Zum Düngen Ihrer Pflanzen können Sie zwar auch ein Düngemittel aus dem Handel verwenden, die beste Qualität liefert jedoch immer noch die Natur. Sie lässt sich nicht ohne weiteres kopieren, deshalb ist es selbst für Besitzer von kleinen Gärten sinnvoll, eigenen Kompost herzustellen. Zudem sparen Sie auf diese Weise Geld, denn Sie benötigen keine Biotonne und brauchen keine Düngemittel zu kaufen. Wenn Sie einmal jährlich Kompost auf Ihren Beeten verteilen, reicht dies selbst für einen Gemüsegarten völlig aus, sodass sich der Einsatz weiterer Dünger erübrigt. Außerdem können Sie durch die eigene Kompostierung sicher sein, dass Sie Ihre Pflanzen auf völlig natürliche Weise düngen. Diesen Vorteil schätzen vor allem Selbstversorger, die Obst und Gemüse anbauen.

Komposthaufen und Kompostbehälter aus dem Handel

Bei der Kompostierung haben Sie verschiedene Möglichkeiten. Sie können einen klassischen Komposthaufen anlegen oder einen der Kunststoffkomposter verwenden. Viele Gartenbesitzer bauen die Einfassung für ihren Komposthaufen selbst, denn dies ist selbst für Menschen mit wenig handwerklichem Geschick leicht. Natürlich können Sie aber auch einen fertigen Komposter aus Holz oder Metall oder einen Schnell-, Thermo- oder Rollkomposter aus Kunststoff kaufen. Die Auswahl ist inzwischen sehr groß, deshalb möchte ich Ihnen in den Artikeln auf meiner Internetseite alle Varianten etwas genauer vorstellen und Sie über die Vor- und Nachteile der einzelnen Systeme informieren.

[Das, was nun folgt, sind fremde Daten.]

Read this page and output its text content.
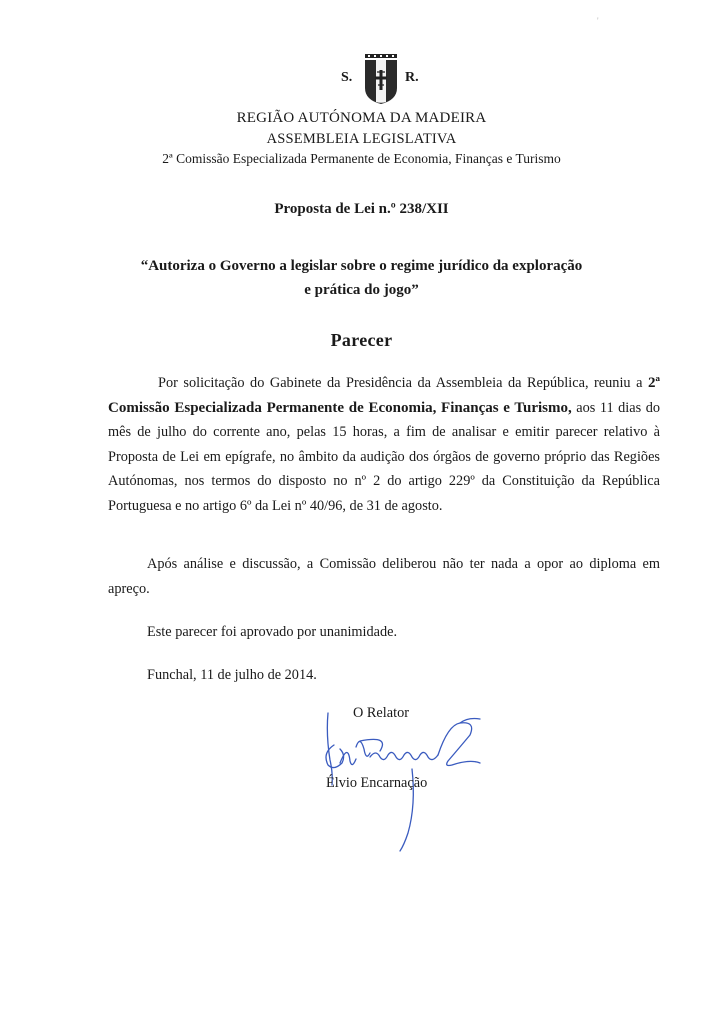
'
S.	R.
REGIÃO AUTÓNOMA DA MADEIRA
ASSEMBLEIA LEGISLATIVA
2ª Comissão Especializada Permanente de Economia, Finanças e Turismo
Proposta de Lei n.º 238/XII
“Autoriza o Governo a legislar sobre o regime jurídico da exploração
e prática do jogo”
Parecer
Por solicitação do Gabinete da Presidência da Assembleia da República, reuniu a 2ª Comissão Especializada Permanente de Economia, Finanças e Turismo, aos 11 dias do mês de julho do corrente ano, pelas 15 horas, a fim de analisar e emitir parecer relativo à Proposta de Lei em epígrafe, no âmbito da audição dos órgãos de governo próprio das Regiões Autónomas, nos termos do disposto no nº 2 do artigo 229º da Constituição da República Portuguesa e no artigo 6º da Lei nº 40/96, de 31 de agosto.
Após análise e discussão, a Comissão deliberou não ter nada a opor ao diploma em apreço.
Este parecer foi aprovado por unanimidade.
Funchal, 11 de julho de 2014.
O Relator
Élvio Encarnação
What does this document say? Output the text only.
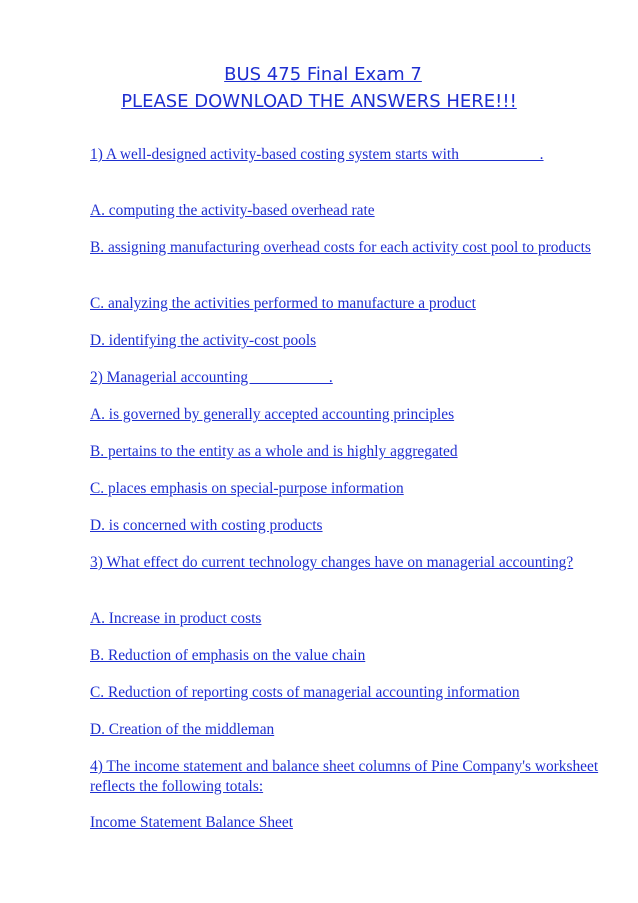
BUS 475 Final Exam 7

PLEASE DOWNLOAD THE ANSWERS HERE!!!

1) A well-designed activity-based costing system starts with __________.

A. computing the activity-based overhead rate

B. assigning manufacturing overhead costs for each activity cost pool to products

C. analyzing the activities performed to manufacture a product

D. identifying the activity-cost pools

2) Managerial accounting __________.

A. is governed by generally accepted accounting principles

B. pertains to the entity as a whole and is highly aggregated

C. places emphasis on special-purpose information

D. is concerned with costing products

3) What effect do current technology changes have on managerial accounting?

A. Increase in product costs

B. Reduction of emphasis on the value chain

C. Reduction of reporting costs of managerial accounting information

D. Creation of the middleman

4) The income statement and balance sheet columns of Pine Company's worksheet reflects the following totals:

Income Statement Balance Sheet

Die richtige Kompostierung

Damit ein guter Kompost entsteht, muss der Komposthaufen beziehungsweise der Komposter am richtigen Platz stehen. Ebenso wichtig ist es, dass Sie nur geeignete Grünabfälle aus Küche und Garten verwerten. Sonst könnte es leicht passieren, dass Ihr Kompost stinkt, fault oder gar Ratten und Mäuse anlockt. Auch für ausreichend Luft und Feuchtigkeit sollten Sie sorgen, damit sich die vielen Mikroorganismen in Ihrem Kompost wohlfühlen. Informationen und Tipps hierzu finden Sie im Artikel "Richtig kompostieren".

Kompostwürmer und Kompostbeschleuniger

Soweit Ihr Komposter auf einem einigermaßen gesunden Gartenboden steht, werden sich die vielen tierischen Helfer, die Ihre Grünabfälle in Kompost umwandeln, von allein darin ansiedeln. Sie können aber auch ein wenig nachhelfen, indem Sie dort beispielsweise Kompostwürmer aussetzen oder einen Kompostbeschleuniger verwenden. Kompostbeschleuniger gibt es im Handel in verschiedenen Ausführungen, er lässt sich aber auch leicht selbst herstellen.
Bei der Kompostierung sind zwar einige wichtige Dinge zu beachten, grundsätzlich ist die Herstellung von eigenem Kompost jedoch recht einfach. Selbst als Besitzer eines Minigartens sollten Sie diese Möglichkeit daher nutzen. Einen besseren Dünger werden Sie im Handel nicht bekommen. Falls Sie aber dennoch aus dem ein oder anderen Grund nicht selbst kompostieren möchten, brauchen Sie trotzdem nicht auf Kompost zu verzichten. Er wird in Fachmärkten und bei den Abfallwirtschaftsbetrieben vieler Gemeinden in Form von Kompost und Komposterde verkauft. Viele Gemeinden können den Kompost, der aus den abgeholten Grünabfällen entsteht, nicht komplett selbst verwerten. Für wenig Geld geben sie deshalb gern einige Säcke ab.